Endocrinology specialists are also greatly needed to help the 14.7% of Native American adults 18 or older who are diagnosed with diabetes—the highest rate of incidence among all U.S. adults. Telemedicine can also help provide home palliative care and hospice services to patients and their families at end of life. Psychiatry, one of the earliest focuses of telemedicine, has also received an unexpected boost from the remote format. “The home environment plays a big role in mental health and psychiatric issues, and telehealth enables the provider to see the home environment and the interactions there,” Simpkins says. “And patients like being able to stay home, too.”

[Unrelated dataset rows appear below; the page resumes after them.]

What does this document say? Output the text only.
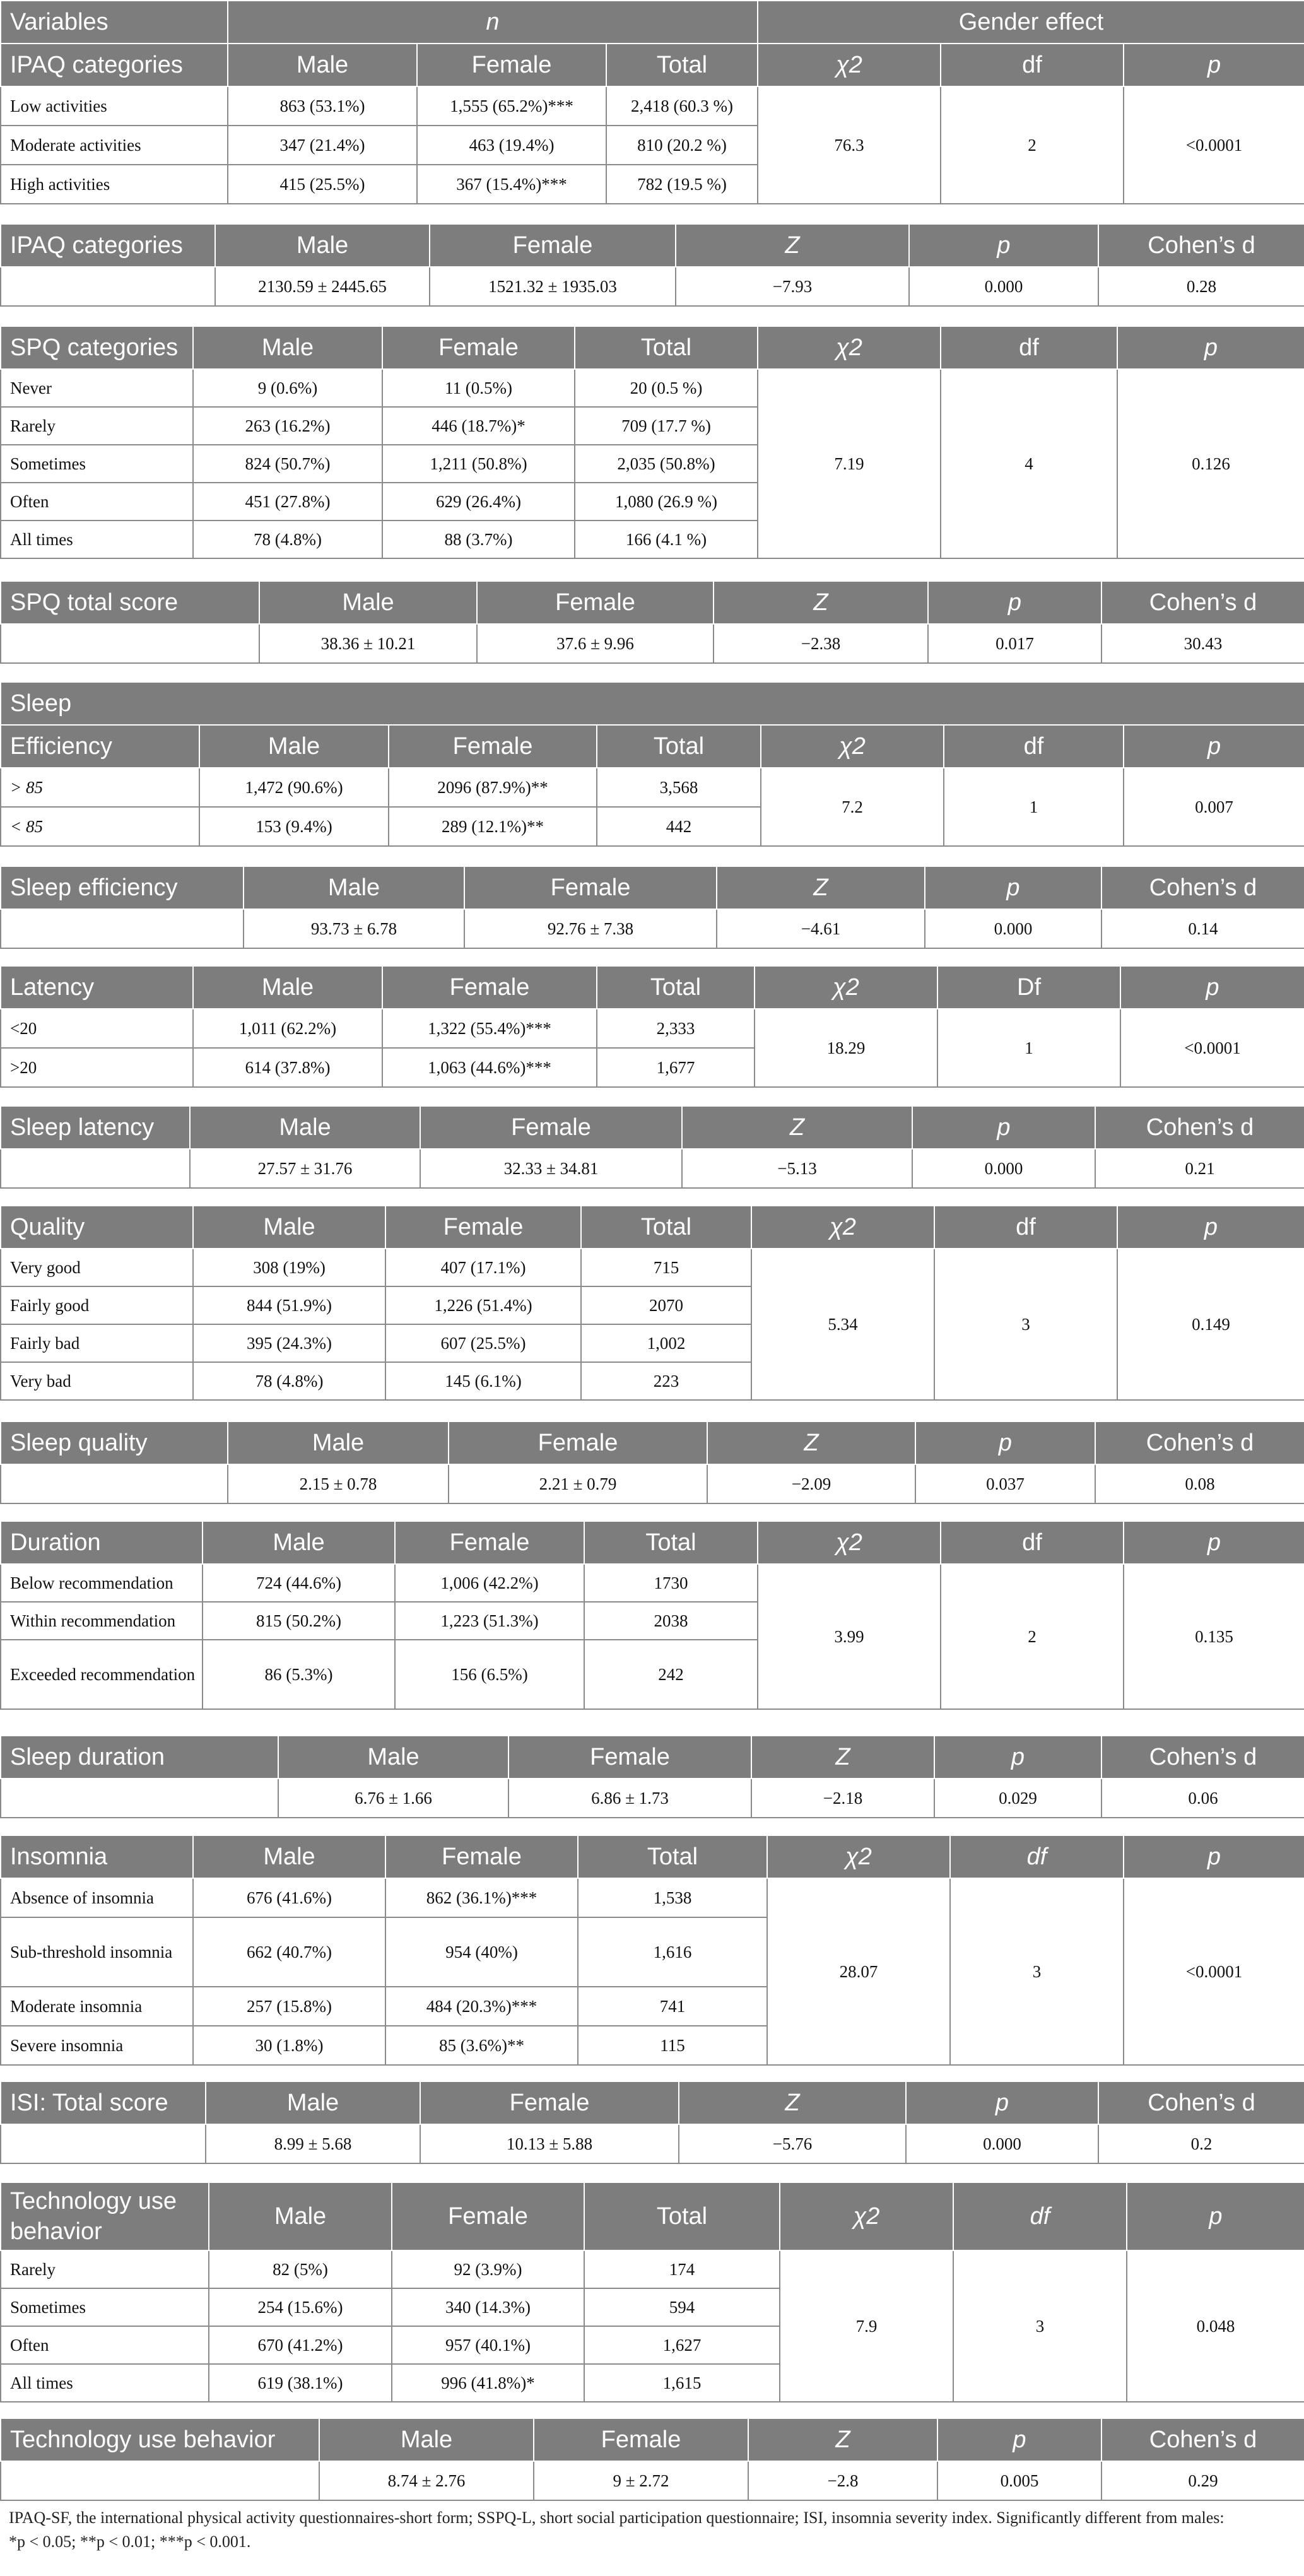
Variables	n			Gender effect		
IPAQ categories	Male	Female	Total	χ2	df	p
Low activities	863 (53.1%)	1,555 (65.2%)***	2,418 (60.3 %)	76.3	2	<0.0001
Moderate activities	347 (21.4%)	463 (19.4%)	810 (20.2 %)			
High activities	415 (25.5%)	367 (15.4%)***	782 (19.5 %)			
IPAQ categories	Male	Female	Z	p	Cohen’s d
	2130.59 ± 2445.65	1521.32 ± 1935.03	−7.93	0.000	0.28
SPQ categories	Male	Female	Total	χ2	df	p
Never	9 (0.6%)	11 (0.5%)	20 (0.5 %)	7.19	4	0.126
Rarely	263 (16.2%)	446 (18.7%)*	709 (17.7 %)			
Sometimes	824 (50.7%)	1,211 (50.8%)	2,035 (50.8%)			
Often	451 (27.8%)	629 (26.4%)	1,080 (26.9 %)			
All times	78 (4.8%)	88 (3.7%)	166 (4.1 %)			
SPQ total score	Male	Female	Z	p	Cohen’s d
	38.36 ± 10.21	37.6 ± 9.96	−2.38	0.017	30.43
Sleep						
Efficiency	Male	Female	Total	χ2	df	p
> 85	1,472 (90.6%)	2096 (87.9%)**	3,568	7.2	1	0.007
< 85	153 (9.4%)	289 (12.1%)**	442			
Sleep efficiency	Male	Female	Z	p	Cohen’s d
	93.73 ± 6.78	92.76 ± 7.38	−4.61	0.000	0.14
Latency	Male	Female	Total	χ2	Df	p
<20	1,011 (62.2%)	1,322 (55.4%)***	2,333	18.29	1	<0.0001
>20	614 (37.8%)	1,063 (44.6%)***	1,677			
Sleep latency	Male	Female	Z	p	Cohen’s d
	27.57 ± 31.76	32.33 ± 34.81	−5.13	0.000	0.21
Quality	Male	Female	Total	χ2	df	p
Very good	308 (19%)	407 (17.1%)	715	5.34	3	0.149
Fairly good	844 (51.9%)	1,226 (51.4%)	2070			
Fairly bad	395 (24.3%)	607 (25.5%)	1,002			
Very bad	78 (4.8%)	145 (6.1%)	223			
Sleep quality	Male	Female	Z	p	Cohen’s d
	2.15 ± 0.78	2.21 ± 0.79	−2.09	0.037	0.08
Duration	Male	Female	Total	χ2	df	p
Below recommendation	724 (44.6%)	1,006 (42.2%)	1730	3.99	2	0.135
Within recommendation	815 (50.2%)	1,223 (51.3%)	2038			
Exceeded recommendation	86 (5.3%)	156 (6.5%)	242			
Sleep duration	Male	Female	Z	p	Cohen’s d
	6.76 ± 1.66	6.86 ± 1.73	−2.18	0.029	0.06
Insomnia	Male	Female	Total	χ2	df	p
Absence of insomnia	676 (41.6%)	862 (36.1%)***	1,538	28.07	3	<0.0001
Sub-threshold insomnia	662 (40.7%)	954 (40%)	1,616			
Moderate insomnia	257 (15.8%)	484 (20.3%)***	741			
Severe insomnia	30 (1.8%)	85 (3.6%)**	115			
ISI: Total score	Male	Female	Z	p	Cohen’s d
	8.99 ± 5.68	10.13 ± 5.88	−5.76	0.000	0.2
Technology use behavior	Male	Female	Total	χ2	df	p
Rarely	82 (5%)	92 (3.9%)	174	7.9	3	0.048
Sometimes	254 (15.6%)	340 (14.3%)	594			
Often	670 (41.2%)	957 (40.1%)	1,627			
All times	619 (38.1%)	996 (41.8%)*	1,615			
Technology use behavior	Male	Female	Z	p	Cohen’s d
	8.74 ± 2.76	9 ± 2.72	−2.8	0.005	0.29
IPAQ-SF, the international physical activity questionnaires-short form; SSPQ-L, short social participation questionnaire; ISI, insomnia severity index. Significantly different from males:
*p < 0.05; **p < 0.01; ***p < 0.001.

Many obstacles still stand in the way of widespread adoption of telehealth as a way to improve care for this population. For example, regulations still keep many physicians from practicing across state lines. Stephanie Sun says that her patient with neuropathy continues to wrestle with how to monitor and record his blood sugar levels. To help him, she makes sure to revisit that topic whenever they connect for a televisit. In some ways, she says, this hearkens back to that oldest of medical approaches: the house call. “It’s working out for everyone to deliver care that’s needed, on mutually good terms for doctors and patients,” she says. “It has been a welcome help.”